Notice that God was testing Abraham. God reserves the right to test any one of us at any time He chooses. Our part is to pray and serve the Lord to the best of our ability in as cheerful and uncomplaining a manner as possible. Sometimes the tests of the Lord are quite difficult to endure. The test we are discussing now was extraordinarily difficult, but an eternal issue was being decided.

God said, "Take now thy son, thine only son Isaac, whom thou lovest."

"Thine only son Isaac." God had promised Abraham that he would be the father of many nations and that his seed would be as the stars of the heaven. Abraham had proceeded to attempt to work out the fulfillment of God’s promise by using Hagar, a servant of Sarah.

God would not accept Hagar’s son, Ishmael, as the heir of promise. God commanded, "Take now thy son, thine only son Isaac." At this point, God did not regard Ishmael as a true son of Abraham.
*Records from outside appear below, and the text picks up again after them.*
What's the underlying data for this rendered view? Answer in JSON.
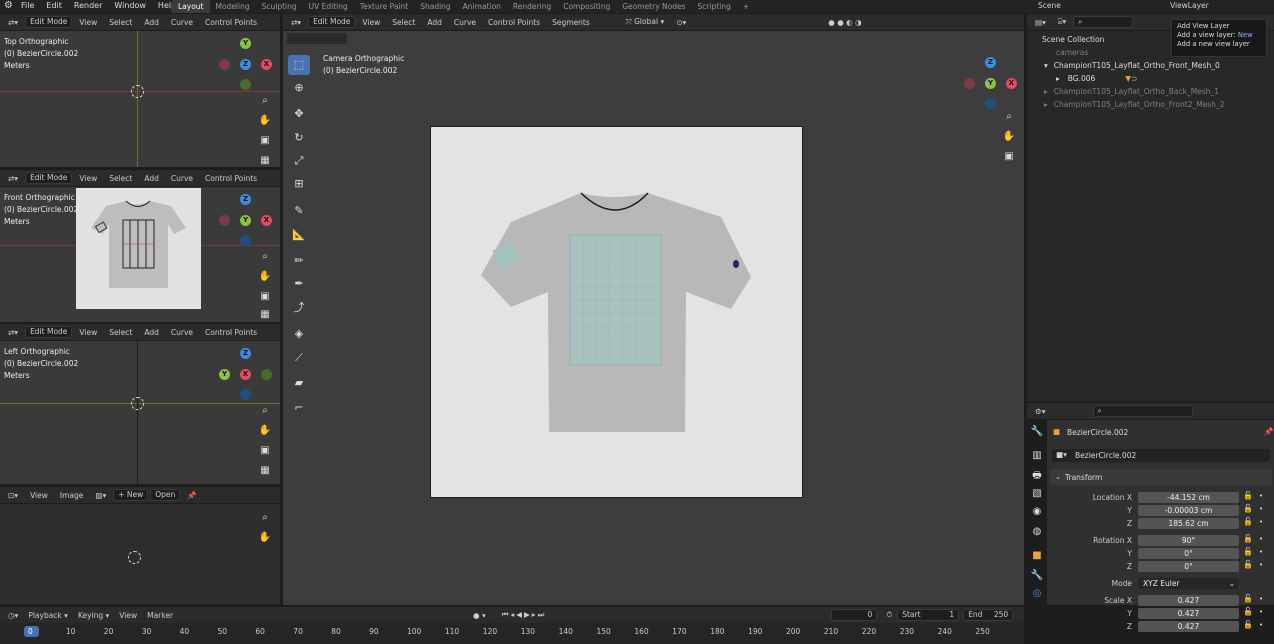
{
  "menu": [
    "File",
    "Edit",
    "Render",
    "Window",
    "Help"
  ],
  "workspaces": [
    "Layout",
    "Modeling",
    "Sculpting",
    "UV Editing",
    "Texture Paint",
    "Shading",
    "Animation",
    "Rendering",
    "Compositing",
    "Geometry Nodes",
    "Scripting"
  ],
  "active_workspace": "Layout",
  "scene": "Scene",
  "view_layer": "ViewLayer",
  "tooltip": {
    "title": "Add View Layer",
    "line1_label": "Add a view layer:",
    "line1_value": "New",
    "line2": "Add a new view layer"
  },
  "viewport_header": {
    "mode": "Edit Mode",
    "items": [
      "View",
      "Select",
      "Add",
      "Curve",
      "Control Points"
    ],
    "segments": "Segments",
    "orientation": "Global"
  },
  "top_view": {
    "name": "Top Orthographic",
    "object": "(0) BezierCircle.002",
    "units": "Meters"
  },
  "front_view": {
    "name": "Front Orthographic",
    "object": "(0) BezierCircle.002",
    "units": "Meters"
  },
  "left_view": {
    "name": "Left Orthographic",
    "object": "(0) BezierCircle.002",
    "units": "Meters"
  },
  "camera_view": {
    "name": "Camera Orthographic",
    "object": "(0) BezierCircle.002"
  },
  "image_editor": {
    "items": [
      "View",
      "Image"
    ],
    "new": "New",
    "open": "Open"
  },
  "outliner": {
    "title": "Scene Collection",
    "rows": [
      {
        "label": "cameras",
        "dim": true
      },
      {
        "label": "ChampionT105_Layflat_Ortho_Front_Mesh_0",
        "dim": false
      },
      {
        "label": "BG.006",
        "dim": false
      },
      {
        "label": "ChampionT105_Layflat_Ortho_Back_Mesh_1",
        "dim": true
      },
      {
        "label": "ChampionT105_Layflat_Ortho_Front2_Mesh_2",
        "dim": true
      }
    ]
  },
  "properties": {
    "object": "BezierCircle.002",
    "data": "BezierCircle.002",
    "panel": "Transform",
    "location": {
      "label": "Location X",
      "x": "-44.152 cm",
      "y": "-0.00003 cm",
      "z": "185.62 cm"
    },
    "rotation": {
      "label": "Rotation X",
      "x": "90°",
      "y": "0°",
      "z": "0°"
    },
    "mode": {
      "label": "Mode",
      "value": "XYZ Euler"
    },
    "scale": {
      "label": "Scale X",
      "x": "0.427",
      "y": "0.427",
      "z": "0.427"
    },
    "axis_y": "Y",
    "axis_z": "Z"
  },
  "timeline": {
    "items": [
      "Playback",
      "Keying",
      "View",
      "Marker"
    ],
    "current": "0",
    "start_label": "Start",
    "start": "1",
    "end_label": "End",
    "end": "250",
    "ticks": [
      "0",
      "10",
      "20",
      "30",
      "40",
      "50",
      "60",
      "70",
      "80",
      "90",
      "100",
      "110",
      "120",
      "130",
      "140",
      "150",
      "160",
      "170",
      "180",
      "190",
      "200",
      "210",
      "220",
      "230",
      "240",
      "250"
    ]
  },
  "axes": {
    "x": "X",
    "y": "Y",
    "z": "Z"
  },
  "colors": {
    "x": "#e84a5f",
    "y": "#8bc53f",
    "z": "#3b8fe0",
    "accent": "#4772b3"
  }
}
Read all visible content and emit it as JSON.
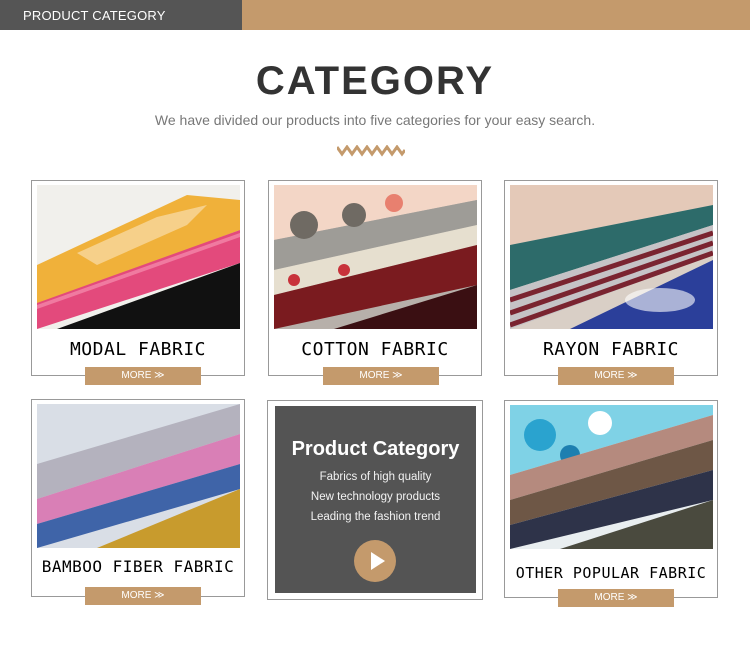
{
  "topbar": {
    "tab_label": "PRODUCT CATEGORY"
  },
  "header": {
    "title": "CATEGORY",
    "subtitle": "We have divided our products into five categories for your easy search."
  },
  "cards": [
    {
      "label": "MODAL FABRIC",
      "more": "MORE ≫"
    },
    {
      "label": "COTTON FABRIC",
      "more": "MORE ≫"
    },
    {
      "label": "RAYON FABRIC",
      "more": "MORE ≫"
    },
    {
      "label": "BAMBOO FIBER FABRIC",
      "more": "MORE ≫"
    },
    {
      "label": "OTHER POPULAR FABRIC",
      "more": "MORE ≫"
    }
  ],
  "promo": {
    "title": "Product Category",
    "lines": [
      "Fabrics of high quality",
      "New technology products",
      "Leading the fashion trend"
    ],
    "play_icon": "play-icon"
  },
  "colors": {
    "accent": "#c49a6c",
    "tab": "#555555",
    "promo_bg": "#545454"
  }
}
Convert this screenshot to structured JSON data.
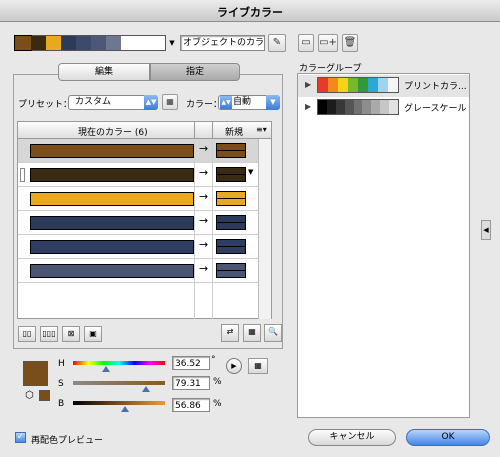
{
  "window": {
    "title": "ライブカラー"
  },
  "top": {
    "swatches": [
      "#7a4e1a",
      "#3a2a12",
      "#e8a81f",
      "#2d3b5a",
      "#3d4a6a",
      "#4d5878",
      "#6e7690"
    ],
    "object_colors_field": "オブジェクトのカラー"
  },
  "tabs": [
    {
      "label": "編集"
    },
    {
      "label": "指定"
    }
  ],
  "preset": {
    "label": "プリセット：",
    "value": "カスタム"
  },
  "colors": {
    "label": "カラー：",
    "value": "自動"
  },
  "table": {
    "current_header": "現在のカラー (6)",
    "new_header": "新規",
    "rows": [
      {
        "current": "#7a4e1a",
        "new": "#7a4e1a"
      },
      {
        "current": "#3a2a12",
        "new": "#3a2a12"
      },
      {
        "current": "#e8a81f",
        "new": "#e8a81f"
      },
      {
        "current": "#2d3b5a",
        "new": "#2d3b5a"
      },
      {
        "current": "#2f3d60",
        "new": "#2f3d60"
      },
      {
        "current": "#4a5574",
        "new": "#4a5574"
      }
    ]
  },
  "hsb": {
    "swatch": "#7a4e1a",
    "h": {
      "label": "H",
      "value": "36.52",
      "unit": "°",
      "level": 0.36
    },
    "s": {
      "label": "S",
      "value": "79.31",
      "unit": "%",
      "level": 0.79
    },
    "b": {
      "label": "B",
      "value": "56.86",
      "unit": "%",
      "level": 0.57
    }
  },
  "color_groups": {
    "label": "カラーグループ",
    "groups": [
      {
        "name": "プリントカラ...",
        "colors": [
          "#e63a2b",
          "#f08a1d",
          "#f7d21a",
          "#78b82a",
          "#2f9a3c",
          "#2aa9d6",
          "#9fd3ee",
          "#f5f5f5"
        ]
      },
      {
        "name": "グレースケール",
        "colors": [
          "#000000",
          "#1c1c1c",
          "#383838",
          "#555555",
          "#717171",
          "#8d8d8d",
          "#aaaaaa",
          "#c6c6c6",
          "#e2e2e2"
        ]
      }
    ]
  },
  "footer": {
    "recolor_preview": "再配色プレビュー",
    "cancel": "キャンセル",
    "ok": "OK"
  }
}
Ishmael had not been given to Abraham by the Lord.

Much of our striving in Christian work is not even recognized by the Lord. It will prove to be wood, hay, and straw. All that God will accept in the Christian Church is what He Himself has accomplished in us.
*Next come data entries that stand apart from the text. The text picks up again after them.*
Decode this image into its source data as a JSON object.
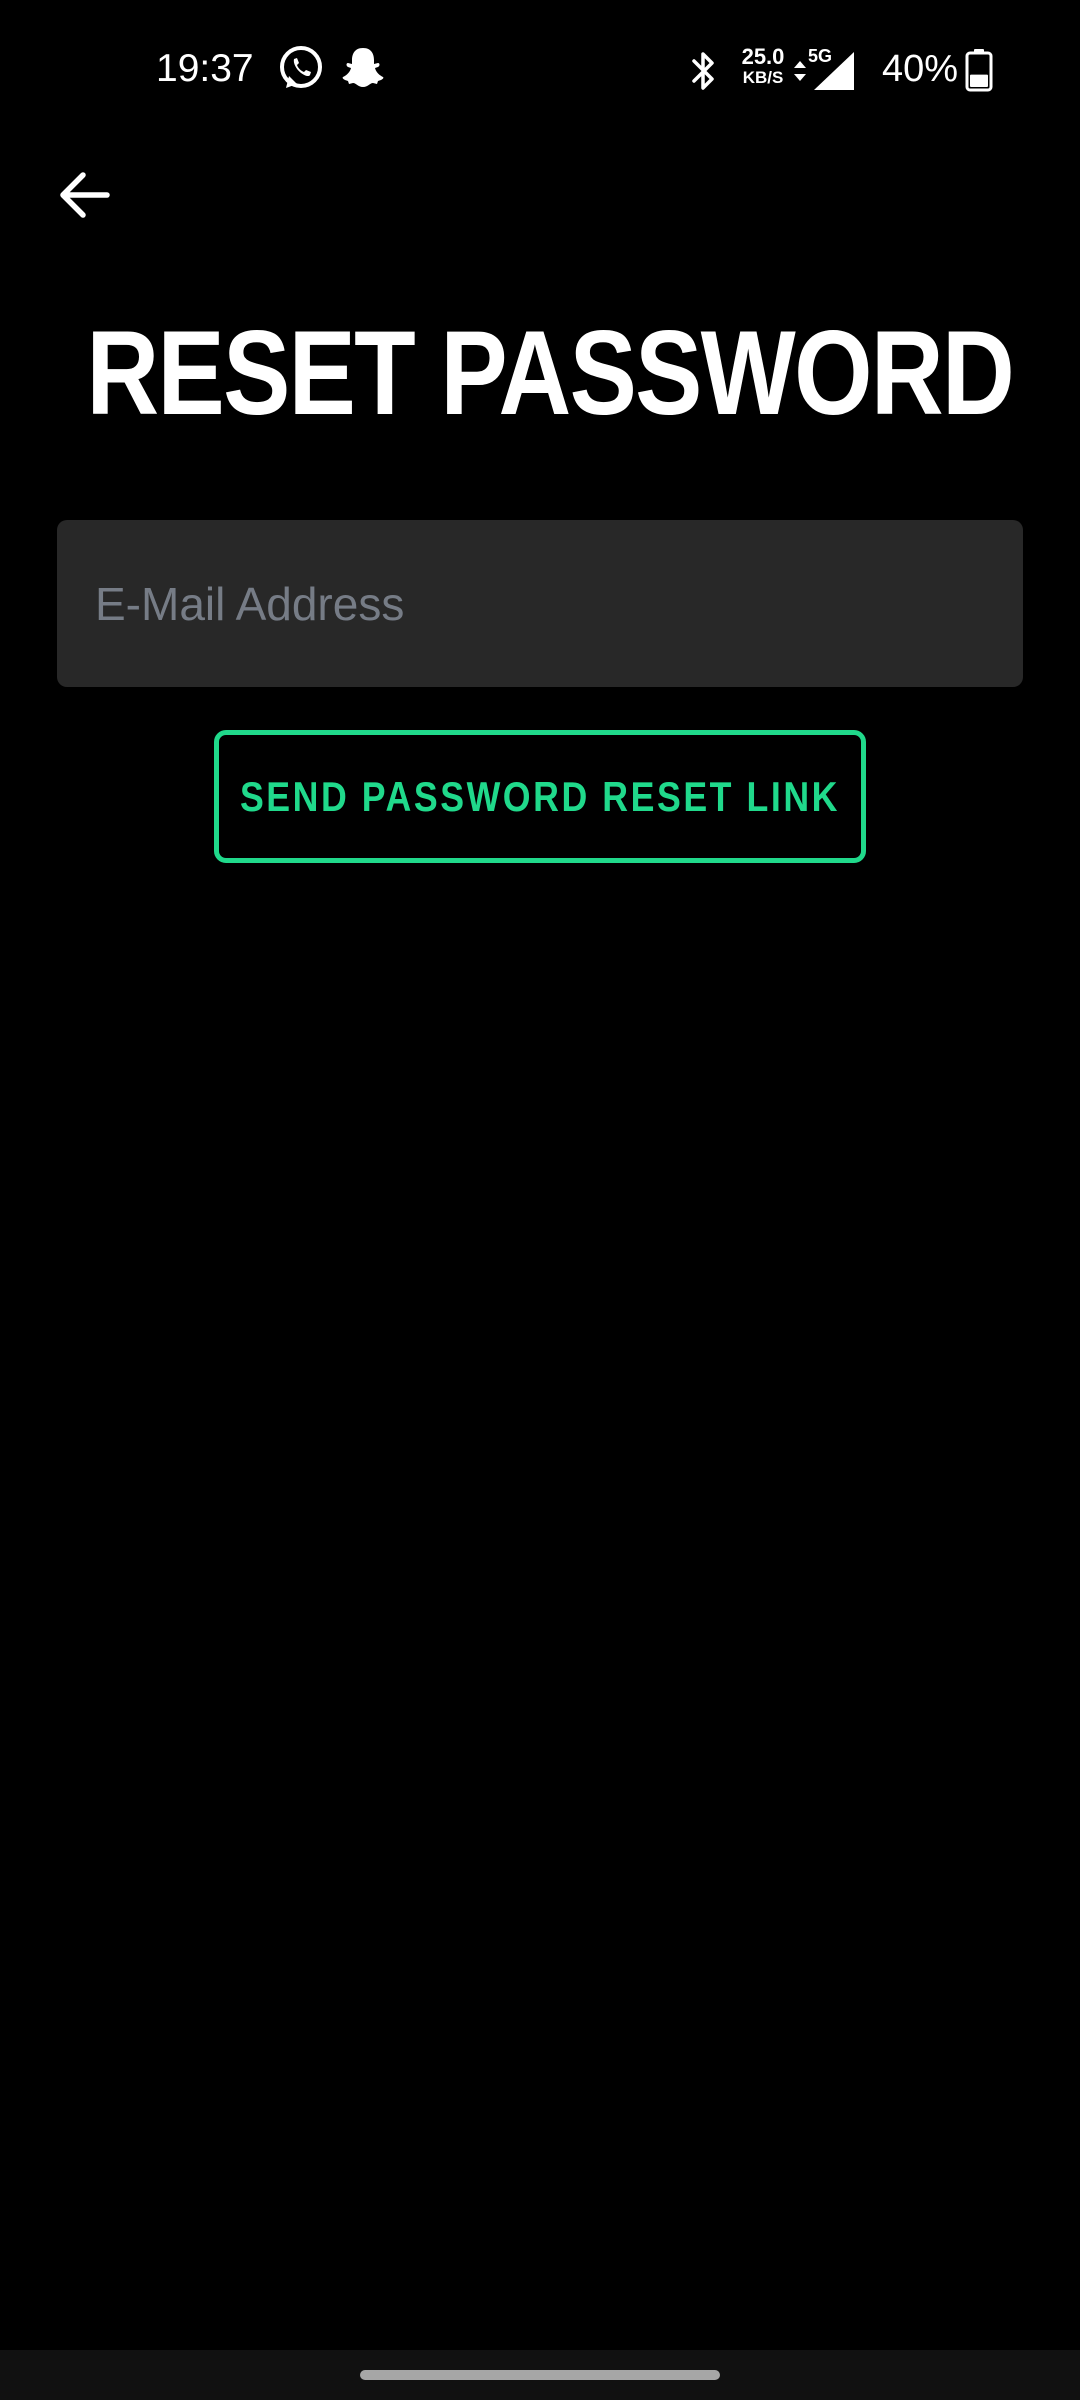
{
  "status_bar": {
    "time": "19:37",
    "notification_icons": [
      "whatsapp-icon",
      "snapchat-icon"
    ],
    "bluetooth_icon": "bluetooth-icon",
    "net_speed_value": "25.0",
    "net_speed_unit": "KB/S",
    "network_type": "5G",
    "signal_icon": "signal-icon",
    "battery_percent": "40%",
    "battery_level": 0.4
  },
  "header": {
    "back_icon": "arrow-left-icon",
    "title": "RESET PASSWORD"
  },
  "form": {
    "email_placeholder": "E-Mail Address",
    "email_value": "",
    "submit_label": "SEND PASSWORD RESET LINK"
  },
  "colors": {
    "background": "#000000",
    "input_background": "#282828",
    "placeholder": "#767c86",
    "accent": "#20d98b",
    "text": "#ffffff"
  }
}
"Thine only son Isaac, whom thou lovest."

If God had called for Ishmael the test would not have been nearly as difficult. Isaac was the fruit of the promised miracle. There was no doubt in Abraham’s mind that it would be through Isaac that the end would come to his lack of fruitfulness, and that the promise of the Lord would be realized.

If God would require us to sacrifice only those things we have accomplished in the appetites of the flesh it might prove to be a difficult trial of our faith in Him.

When God begins to demand of us what truly is our gift from Him, our acts of obedience bring forth in us the kind of character that is able to receive successfully the fullness of the fruitfulness and strength God desires to impart to us.

To offer up Isaac as a burnt offering was a severe test of obedience. Sometimes when we are tested severely by the Lord we cannot understand what is taking place. We are unable to glimpse the purpose of the test or any end to our misery. It is at such times that the extent of our faith in the goodness of God and in the dependability of Christ is revealed.

Although it appears Abraham had no example to draw on, yet he believed that God was going to raise Isaac from the dead and fulfill His promise to Abraham in this manner (Hebrews 11:19).

The aged patriarch had the sentence of death in himself (II Corinthians 1:9).Abraham trusted in God who is able to raise the dead.

It is characteristic of the third death and resurrection that the Lord requires the surrender of relationships, circumstances and things that are dear to us—things that are lawful and, in some cases, our possession by the promise of God. The test may be surrounded with mystery and we may not be receiving our customary answers from the Lord.

The trial may be accompanied by unfair treatment. It must have been difficult for Paul to see younger men "reign as kings" while Paul, who was responsible for their knowledge of salvation, was in custody in uncomfortable and threatening circumstances.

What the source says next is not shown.